Por favor, no disparen al pianista (lo hace lo mejor que puede)
GETAFE/El rincón del lector (30/01/2017) – Antes que las películas del Oeste fueran el reclamo de 13Tv (y otros canales de la carcundia) para tener enganchados a nuestros mayores y, entre película y película, infectarles el cerebro con mensajes tóxicos; fueron una compañía que nos hacía más llevaderas las sobremesas de sábados y domingos cuando solo había dos canales de televisión: la “normal” y el UHF.
Este cine tiene un esquema simple pero muy eficaz: Hay buenos, investidos de nobleza, buenos deseos, paciencia franciscana y una causa por la que merece la pena morir; los malos son crueles, desalmados, presos de una ambición enfermiza y sus bajos instintos dictan cada paso que dan. No había conflictos en el espectador y era muy fácil alinearse con el bueno y su duro penar por la vida en pos de su horizonte vital. Tampoco faltaba una pelea memorable en el saloon del pueblo, culminada por un tiroteo donde moría un secundario importante y al bueno le daban un tiro en el hombro. Hasta ahí todo discurría según el esquema clásico.

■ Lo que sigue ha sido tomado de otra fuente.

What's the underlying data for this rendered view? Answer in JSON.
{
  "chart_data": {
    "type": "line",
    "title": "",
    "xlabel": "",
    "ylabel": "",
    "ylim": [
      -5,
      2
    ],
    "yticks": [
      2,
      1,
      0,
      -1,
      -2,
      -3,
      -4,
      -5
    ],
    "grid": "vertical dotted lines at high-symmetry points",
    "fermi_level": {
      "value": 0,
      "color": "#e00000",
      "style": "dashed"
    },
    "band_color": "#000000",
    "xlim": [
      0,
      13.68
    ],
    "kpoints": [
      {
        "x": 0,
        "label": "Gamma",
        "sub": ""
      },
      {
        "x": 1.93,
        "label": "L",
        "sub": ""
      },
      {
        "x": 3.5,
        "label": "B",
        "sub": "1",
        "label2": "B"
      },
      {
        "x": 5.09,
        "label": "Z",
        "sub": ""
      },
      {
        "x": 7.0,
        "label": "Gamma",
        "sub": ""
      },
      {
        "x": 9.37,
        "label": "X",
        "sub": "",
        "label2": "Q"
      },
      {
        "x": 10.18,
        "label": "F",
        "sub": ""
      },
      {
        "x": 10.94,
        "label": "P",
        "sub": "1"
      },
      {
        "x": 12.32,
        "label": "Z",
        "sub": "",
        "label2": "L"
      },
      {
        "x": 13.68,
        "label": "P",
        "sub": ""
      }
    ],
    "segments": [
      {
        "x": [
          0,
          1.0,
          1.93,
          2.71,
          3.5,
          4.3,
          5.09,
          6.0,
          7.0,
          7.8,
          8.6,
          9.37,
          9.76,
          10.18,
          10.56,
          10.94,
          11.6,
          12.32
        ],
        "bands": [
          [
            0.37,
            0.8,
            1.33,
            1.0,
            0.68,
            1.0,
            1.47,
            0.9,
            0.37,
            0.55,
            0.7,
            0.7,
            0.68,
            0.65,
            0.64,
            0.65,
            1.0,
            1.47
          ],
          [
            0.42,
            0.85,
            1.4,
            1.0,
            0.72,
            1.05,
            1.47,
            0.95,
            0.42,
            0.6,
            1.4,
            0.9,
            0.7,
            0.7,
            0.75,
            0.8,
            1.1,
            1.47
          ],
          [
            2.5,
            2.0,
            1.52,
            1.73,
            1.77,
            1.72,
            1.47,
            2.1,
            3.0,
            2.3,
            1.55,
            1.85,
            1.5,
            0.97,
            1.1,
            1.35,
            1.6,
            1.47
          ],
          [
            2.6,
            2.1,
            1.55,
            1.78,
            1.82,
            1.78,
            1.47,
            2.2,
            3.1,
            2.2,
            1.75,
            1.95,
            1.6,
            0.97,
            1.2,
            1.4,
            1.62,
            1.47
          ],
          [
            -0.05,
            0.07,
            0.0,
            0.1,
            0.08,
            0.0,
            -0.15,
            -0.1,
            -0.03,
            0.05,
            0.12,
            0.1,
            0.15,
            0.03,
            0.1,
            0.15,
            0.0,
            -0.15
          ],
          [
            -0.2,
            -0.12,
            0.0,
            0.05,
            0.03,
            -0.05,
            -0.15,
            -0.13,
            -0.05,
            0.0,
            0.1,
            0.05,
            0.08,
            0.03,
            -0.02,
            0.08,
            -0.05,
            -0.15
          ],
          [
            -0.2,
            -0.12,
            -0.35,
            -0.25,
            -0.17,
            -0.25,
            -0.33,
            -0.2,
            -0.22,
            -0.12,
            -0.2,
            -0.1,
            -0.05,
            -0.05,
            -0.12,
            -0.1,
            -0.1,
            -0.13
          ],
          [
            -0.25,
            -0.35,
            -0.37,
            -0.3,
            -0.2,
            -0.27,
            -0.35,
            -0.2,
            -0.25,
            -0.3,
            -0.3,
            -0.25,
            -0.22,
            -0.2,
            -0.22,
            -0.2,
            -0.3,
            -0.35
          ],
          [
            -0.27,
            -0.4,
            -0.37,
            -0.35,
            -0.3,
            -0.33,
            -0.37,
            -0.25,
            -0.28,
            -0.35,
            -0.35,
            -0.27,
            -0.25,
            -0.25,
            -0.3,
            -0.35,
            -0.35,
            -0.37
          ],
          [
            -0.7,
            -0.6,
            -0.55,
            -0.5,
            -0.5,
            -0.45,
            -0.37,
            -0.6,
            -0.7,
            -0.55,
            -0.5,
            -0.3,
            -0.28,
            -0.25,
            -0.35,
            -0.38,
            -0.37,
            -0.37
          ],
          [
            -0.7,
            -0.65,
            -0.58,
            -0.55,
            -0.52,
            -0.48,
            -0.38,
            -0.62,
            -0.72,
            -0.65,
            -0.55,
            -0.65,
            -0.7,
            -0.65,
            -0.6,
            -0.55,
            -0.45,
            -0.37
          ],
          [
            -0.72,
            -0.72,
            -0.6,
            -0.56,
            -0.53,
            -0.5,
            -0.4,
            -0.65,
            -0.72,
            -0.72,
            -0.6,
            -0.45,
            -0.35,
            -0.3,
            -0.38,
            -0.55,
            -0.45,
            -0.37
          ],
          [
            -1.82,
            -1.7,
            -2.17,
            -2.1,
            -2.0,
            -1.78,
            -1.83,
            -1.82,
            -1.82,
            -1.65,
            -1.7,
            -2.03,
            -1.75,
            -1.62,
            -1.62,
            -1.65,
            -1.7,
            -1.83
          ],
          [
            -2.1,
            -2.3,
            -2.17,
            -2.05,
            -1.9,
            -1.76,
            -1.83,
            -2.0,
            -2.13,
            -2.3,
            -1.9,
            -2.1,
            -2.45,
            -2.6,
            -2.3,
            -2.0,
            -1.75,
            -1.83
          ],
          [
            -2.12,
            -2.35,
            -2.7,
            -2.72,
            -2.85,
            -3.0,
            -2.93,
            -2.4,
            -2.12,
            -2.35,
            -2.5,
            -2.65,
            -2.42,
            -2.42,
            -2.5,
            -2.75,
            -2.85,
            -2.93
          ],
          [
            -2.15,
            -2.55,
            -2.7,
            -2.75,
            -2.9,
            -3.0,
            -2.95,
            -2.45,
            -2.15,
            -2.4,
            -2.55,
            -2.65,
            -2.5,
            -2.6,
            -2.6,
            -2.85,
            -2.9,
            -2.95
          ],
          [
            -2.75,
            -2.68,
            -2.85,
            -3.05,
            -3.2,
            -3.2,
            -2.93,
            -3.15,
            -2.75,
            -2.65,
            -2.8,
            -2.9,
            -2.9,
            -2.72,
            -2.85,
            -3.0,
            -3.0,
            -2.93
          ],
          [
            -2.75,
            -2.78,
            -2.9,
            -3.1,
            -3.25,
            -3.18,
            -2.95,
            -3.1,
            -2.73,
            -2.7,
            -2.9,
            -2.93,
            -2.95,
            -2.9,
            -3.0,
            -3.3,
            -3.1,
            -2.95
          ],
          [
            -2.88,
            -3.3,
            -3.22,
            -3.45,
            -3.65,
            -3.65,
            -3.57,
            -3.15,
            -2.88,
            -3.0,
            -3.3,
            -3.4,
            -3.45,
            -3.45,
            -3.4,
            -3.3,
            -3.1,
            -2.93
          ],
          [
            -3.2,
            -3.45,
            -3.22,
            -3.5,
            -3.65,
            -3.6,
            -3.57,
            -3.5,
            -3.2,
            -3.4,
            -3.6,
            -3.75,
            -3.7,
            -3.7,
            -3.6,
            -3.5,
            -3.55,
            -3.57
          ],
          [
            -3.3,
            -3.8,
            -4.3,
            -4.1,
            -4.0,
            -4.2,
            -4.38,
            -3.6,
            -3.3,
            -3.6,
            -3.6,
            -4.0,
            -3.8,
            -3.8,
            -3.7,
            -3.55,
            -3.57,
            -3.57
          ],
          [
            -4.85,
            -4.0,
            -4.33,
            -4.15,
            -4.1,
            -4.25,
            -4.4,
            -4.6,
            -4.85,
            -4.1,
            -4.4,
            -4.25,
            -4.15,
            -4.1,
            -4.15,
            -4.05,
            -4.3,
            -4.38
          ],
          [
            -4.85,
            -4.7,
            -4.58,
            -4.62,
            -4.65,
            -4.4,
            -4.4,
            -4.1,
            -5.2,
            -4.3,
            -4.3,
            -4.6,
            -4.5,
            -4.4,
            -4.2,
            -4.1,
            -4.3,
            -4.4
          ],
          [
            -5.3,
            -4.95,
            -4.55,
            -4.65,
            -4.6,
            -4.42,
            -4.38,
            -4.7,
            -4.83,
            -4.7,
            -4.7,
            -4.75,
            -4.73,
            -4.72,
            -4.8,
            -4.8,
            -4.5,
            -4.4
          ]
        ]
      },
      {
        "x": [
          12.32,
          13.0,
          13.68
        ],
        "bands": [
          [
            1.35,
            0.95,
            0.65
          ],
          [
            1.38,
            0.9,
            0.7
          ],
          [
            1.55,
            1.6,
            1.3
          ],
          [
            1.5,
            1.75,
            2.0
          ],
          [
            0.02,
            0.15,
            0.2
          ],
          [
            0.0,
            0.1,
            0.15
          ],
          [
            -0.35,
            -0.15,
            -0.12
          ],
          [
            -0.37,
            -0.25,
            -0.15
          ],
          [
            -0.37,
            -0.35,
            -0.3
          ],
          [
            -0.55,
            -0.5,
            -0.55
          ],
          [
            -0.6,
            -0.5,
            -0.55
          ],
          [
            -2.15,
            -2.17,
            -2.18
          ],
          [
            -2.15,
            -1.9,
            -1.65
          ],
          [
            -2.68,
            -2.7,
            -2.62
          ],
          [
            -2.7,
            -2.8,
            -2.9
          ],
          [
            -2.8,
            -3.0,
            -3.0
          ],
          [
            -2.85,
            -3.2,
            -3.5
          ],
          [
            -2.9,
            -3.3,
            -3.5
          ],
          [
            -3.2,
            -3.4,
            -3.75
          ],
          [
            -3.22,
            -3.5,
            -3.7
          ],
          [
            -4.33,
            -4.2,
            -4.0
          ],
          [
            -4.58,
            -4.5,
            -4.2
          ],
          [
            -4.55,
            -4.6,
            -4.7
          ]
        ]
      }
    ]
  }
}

Con el tiempo, se dio la circunstancia que, en la posiciones tomadas por buenos y malos, había matices que enredaban el guión y aparecía un personaje que daba alegría al ambiente con su música, sus legendarias borracheras y una secreta amistad nunca confesada con una de las partes: el pianista. Nadie reparaba en él pero cuando faltaba se le echaba de menos, a todos les parecía prescindible pero en su ausencia el silencio se hacía denso y pesado, todos habían pensado alguna vez que estaría bien emplear en otra cosa el poco dinero que cobraba pero su sonrisa amarillenta de whisky y tabaco se contagiaba a todo el saloon. Solo con pasar por las inmediaciones, al oír la música, se sabía si había ambiente o era todo aburrido; era el termómetro que medía lo acalorado de las discusiones y nos gustaba. Qué le vamos a hacer, le habíamos cogido cariño.
Los tiroteos en el saloon de hoy se resumen en dimes y diretes en el Salón de Plenos, escaramuzas en las redes sociales, algunos puñetazos simbólicos entre los partidarios de unos y de otros y, con más frecuencia de la recomendable, actuaciones del sheriff que acaban en el juzgado y, a veces, en la cárcel. El pianista aporrea teclas de un ordenador y, aunque comenzó en el oficio por nobles ideales, solo trata de sobrevivir del modo más digno a las balas que silban a su alrededor y, con frecuencia, se pregunta si merece la pena soportar tanta infamia por unos pocos euros, a tanto la palabra. Como en el Oeste, los malos solo lo toleran cuando toca machaconamente, una y otra vez, la misma canción, la que les regala el oído y sueltan espumarajos de odio cuando suena un ritmo que les desagrada con una letra que juzgan detestable. ¿Y los buenos? Los buenos, suponiendo que los haya, no reparan en su presencia salvo cuando se equivocan de nota y, en ese caso, se lo recriminan agriamente.
Sea como fuere, a los humildes granjeros que trabajamos las áridas tierras del pueblo, no nos viene mal movernos a un ritmillo vivaracho de vez en cuando, bailar si queremos o mover el pie al compás de la música. Nos hace sonreír a veces y ponernos a reflexionar en modo solemne en otras, de modo que, POR FAVOR, NO DISPAREN AL PIANISTA (LO HACE LO MEJOR QUE PUEDE).